Speedy Q-learning seeks to solve the problem of standard Q-learning’s slow convergence time by providing an algorithm intended to supersede standard Q-learning, essentially being

algorithmically superior (better time complexity) while maintaining similar characteristics.

While the optimal space complexity of both speedy Q-learning and standard Q-learning are the same ( O(n) ), speedy Q-learning has superior sample and computational complexity.

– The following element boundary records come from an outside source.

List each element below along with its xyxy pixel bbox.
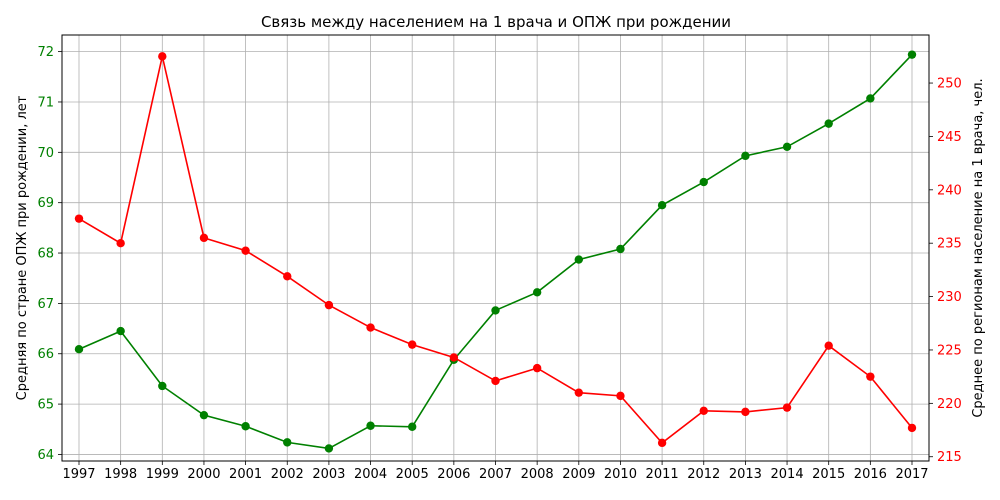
y-right-tick-label: 225 [937,343,962,358]
x-tick-label: 2010 [604,467,637,482]
doctors-series-point [782,403,792,412]
doctors-series-point [158,52,167,61]
x-tick-label: 1998 [104,467,137,482]
life-expectancy-series-point [199,410,209,420]
grid [62,35,929,461]
doctors-series-point [907,423,917,433]
doctors-series-point [824,341,833,350]
x-tick-label: 2015 [812,467,845,482]
life-expectancy-series-point [824,119,833,128]
life-expectancy-series-point [616,244,625,254]
x-tick-label: 1997 [62,467,95,482]
life-expectancy-series-point [574,255,583,264]
y-left-tick-label: 69 [37,196,54,211]
life-expectancy-series-point [657,200,667,210]
x-tick-label: 2017 [895,467,928,482]
life-expectancy-series-point [283,438,292,447]
y-right-tick-label: 245 [937,130,962,145]
doctors-series-point [408,340,417,349]
doctors-series-point [657,438,667,448]
y-left-tick-label: 71 [37,95,54,110]
x-tick-label: 2005 [396,467,429,482]
life-expectancy-series-point [491,306,500,315]
chart-title: Связь между населением на 1 врача и ОПЖ … [261,13,731,31]
doctors-series-point [199,233,209,243]
x-tick-label: 2004 [354,467,387,482]
doctors-series-point [532,363,542,373]
x-tick-label: 2007 [479,467,512,482]
life-expectancy-series-point [532,288,542,297]
x-tick-label: 2003 [312,467,345,482]
doctors-series-point [574,388,583,397]
x-tick-label: 2012 [687,467,720,482]
x-tick-label: 2013 [729,467,762,482]
y-axis-left-label: Средняя по стране ОПЖ при рождении, лет [15,95,30,400]
x-tick-label: 2001 [229,467,262,482]
life-expectancy-series-point [116,326,125,336]
doctors-series-point [116,238,125,248]
life-expectancy-series-point [741,151,750,161]
doctors-series-point [324,300,334,310]
y-right-tick-label: 220 [937,397,962,412]
doctors-series-point [449,353,459,362]
life-expectancy-series-point [782,142,792,151]
life-expectancy-series-point [866,94,875,103]
life-expectancy-series-point [699,177,708,187]
x-tick-label: 2009 [562,467,595,482]
life-expectancy-series-point [408,422,417,431]
x-tick-label: 2006 [437,467,470,482]
y-left-tick-label: 72 [37,45,54,60]
y-right-tick-label: 235 [937,237,962,252]
y-axis-right: 215 220 225 230 235 240 245 250 [929,77,962,465]
doctors-series-point [366,323,375,332]
y-right-tick-label: 250 [937,77,962,92]
doctors-series-point [866,372,875,381]
y-right-tick-label: 240 [937,183,962,198]
life-expectancy-series-point [158,381,167,391]
doctors-series-point [74,214,84,223]
y-right-tick-label: 230 [937,290,962,305]
doctors-series-point [616,391,625,401]
y-axis-right-label: Среднее по регионам население на 1 врача… [971,78,986,417]
x-axis: 1997 1998 1999 2000 2001 2002 2003 2004 2005 2006… [62,461,929,482]
x-tick-label: 2016 [854,467,887,482]
doctors-series-point [241,246,250,255]
doctors-series-point [741,407,750,417]
x-tick-label: 2014 [771,467,804,482]
doctors-series-point [699,406,708,416]
x-tick-label: 2011 [646,467,679,482]
y-left-tick-label: 70 [37,146,54,161]
life-expectancy-series-point [241,422,250,431]
y-left-tick-label: 67 [37,297,54,312]
y-axis-left: 64 65 66 67 68 69 70 71 72 [37,45,62,463]
life-expectancy-series-point [324,444,334,453]
x-tick-label: 2008 [521,467,554,482]
y-left-tick-label: 66 [37,347,54,362]
y-left-tick-label: 68 [37,247,54,262]
y-left-tick-label: 64 [37,448,54,463]
x-tick-label: 2000 [187,467,220,482]
doctors-series-point [491,376,500,386]
life-expectancy-series-point [907,50,917,59]
y-right-tick-label: 215 [937,450,962,465]
life-expectancy-series-point [74,345,84,354]
x-tick-label: 2002 [271,467,304,482]
doctors-series-point [283,272,292,281]
x-tick-label: 1999 [146,467,179,482]
series-layer [74,50,917,453]
y-left-tick-label: 65 [37,398,54,413]
life-expectancy-series-point [366,421,375,430]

The algorithm for speedy Q-learning can be seen below:

```
for k := 0,1,2,3,…,T-1 do
αk := 1 / (k + 1)
for each (x, a)ϵ Z do
Generate the next state sample Q(s,a*)
TkQk-1(x, a) := r(x, a) + γMQk-1(yk)
TkQk(x, a) := r(x, a) + γMQk(yk)
Qk+1(x, a) := Qk(x, a)+ αk(TkQk(x, a) - Qk(x, a)) + (1 - αk)( TkQk(x, a) - TkQk-1(x, a));
end
end
return QT
```

The update rule for speedy Q-learning is the following:

```
Qk + 1(x, a) =∶ Qk(x, a) + αk(TkQk(x, a) + (1 − αk)( TkQk(x, a) − TkQk − 1(x, a));
```

##### References

Hasselt, Hado V. "Double Q-learning." Double Q-learning. Neural Information Processing Systems, 2010. Web. 15 Nov. 2014.

Azar, Mohammad G., Remi Munos, Mohammad Ghavamzadeh, and Hilbert J. Kappen. "Speedy QLearning." Neural Information Processing Systems(2011): n. pag. 2011. Web. 15 Nov. 2014.

Strehl, Alexander L., Lihong Li, Eric Wiewiora, John Langford, and Michael L. Littman. "PAC ModelFree Reinforcement Learning." PAC Model-Free Reinforcement Learning (n.d.): n.pag. http://www.research.rutgers.edu/~lihong/pub/Strehl06Pac-Talk.pdf. Rutgers. Web. 15 Nov. 2014.

Strehl, Alexander L., Lihong Li, Eric Wiewiora, John Langford, and Michael L. Littman. "PAC ModelFree Reinforcement Learning." PAC Model-Free Reinforcement Learning. N.p., n.d. Web. 15 Nov. 2014.

Russell, Stuart, and Peter Norvig. Artificial Intelligence: A Modern Approach. S.l.: Pearson Education Limited, 2013. Print.